7. A device for determining auxiliary driving parameters for a vehicle, characterized in that, The device includes: The acquisition module is used to determine the user's current driving style label in at least one dimension based on the user's current manual driving information; The determination module is used to determine the current collision risk level of the vehicle based on the vehicle's current driving information and the current road conditions. The search module is used to find matching combinations of driver assistance parameters based on the current driving style labels of each dimension and the current collision risk level.
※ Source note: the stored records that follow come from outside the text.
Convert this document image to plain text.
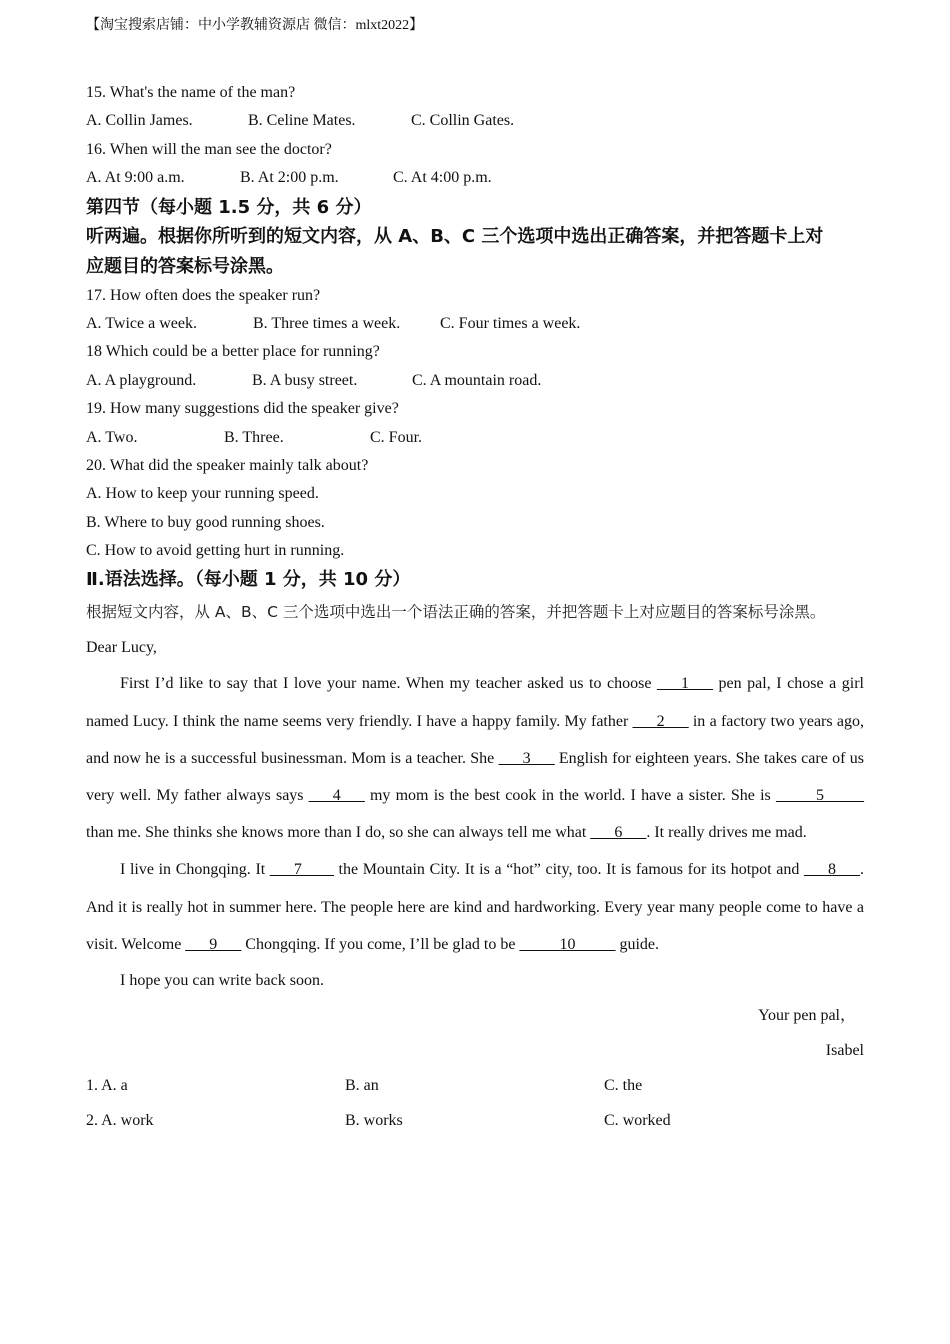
【淘宝搜索店铺：中小学教辅资源店 微信：mlxt2022】
15. What's the name of the man?
A. Collin James.	B. Celine Mates.	C. Collin Gates.
16. When will the man see the doctor?
A. At 9:00 a.m.	B. At 2:00 p.m.	C. At 4:00 p.m.
第四节（每小题 1.5 分，共 6 分）
听两遍。根据你所听到的短文内容，从 A、B、C 三个选项中选出正确答案，并把答题卡上对
应题目的答案标号涂黑。
17. How often does the speaker run?
A. Twice a week.	B. Three times a week.	C. Four times a week.
18 Which could be a better place for running?
A. A playground.	B. A busy street.	C. A mountain road.
19. How many suggestions did the speaker give?
A. Two.	B. Three.	C. Four.
20. What did the speaker mainly talk about?
A. How to keep your running speed.
B. Where to buy good running shoes.
C. How to avoid getting hurt in running.
Ⅱ.语法选择。（每小题 1 分，共 10 分）
根据短文内容，从 A、B、C 三个选项中选出一个语法正确的答案，并把答题卡上对应题目的答案标号涂黑。
Dear Lucy,
First I’d like to say that I love your name. When my teacher asked us to choose ___1___ pen pal, I chose a girl named Lucy. I think the name seems very friendly. I have a happy family. My father ___2___ in a factory two years ago, and now he is a successful businessman. Mom is a teacher. She ___3___ English for eighteen years. She takes care of us very well. My father always says ___4___ my mom is the best cook in the world. I have a sister. She is _____5_____ than me. She thinks she knows more than I do, so she can always tell me what ___6___. It really drives me mad.
I live in Chongqing. It ___7____ the Mountain City. It is a “hot” city, too. It is famous for its hotpot and ___8___. And it is really hot in summer here. The people here are kind and hardworking. Every year many people come to have a visit. Welcome ___9___ Chongqing. If you come, I’ll be glad to be _____10_____ guide.
I hope you can write back soon.
Your pen pal，
Isabel
1. A. a	B. an	C. the
2. A. work	B. works	C. worked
The control module is used to control the vehicle to perform assisted driving based on the combination of assisted driving parameters.

8. An electronic device, characterized in that, The electronic device includes: At least one processor; and A memory communicatively connected to the at least one processor; wherein, The memory stores a computer program that can be executed by the at least one processor, the computer program being executed by the at least one processor to enable the at least one processor to perform the method for determining the assisted driving parameters of the vehicle according to any one of claims 1-6.

9. A computer-readable storage medium, characterized in that, The computer-readable storage medium stores computer instructions that, when executed by a processor, implement the method for determining the assisted driving parameters of the vehicle as described in any one of claims 1-6.

10. A computer program product, characterized in that, The computer program product includes a computer program that, when executed by a processor, implements the method for determining the assisted driving parameters of the vehicle as described in any one of claims 1-6.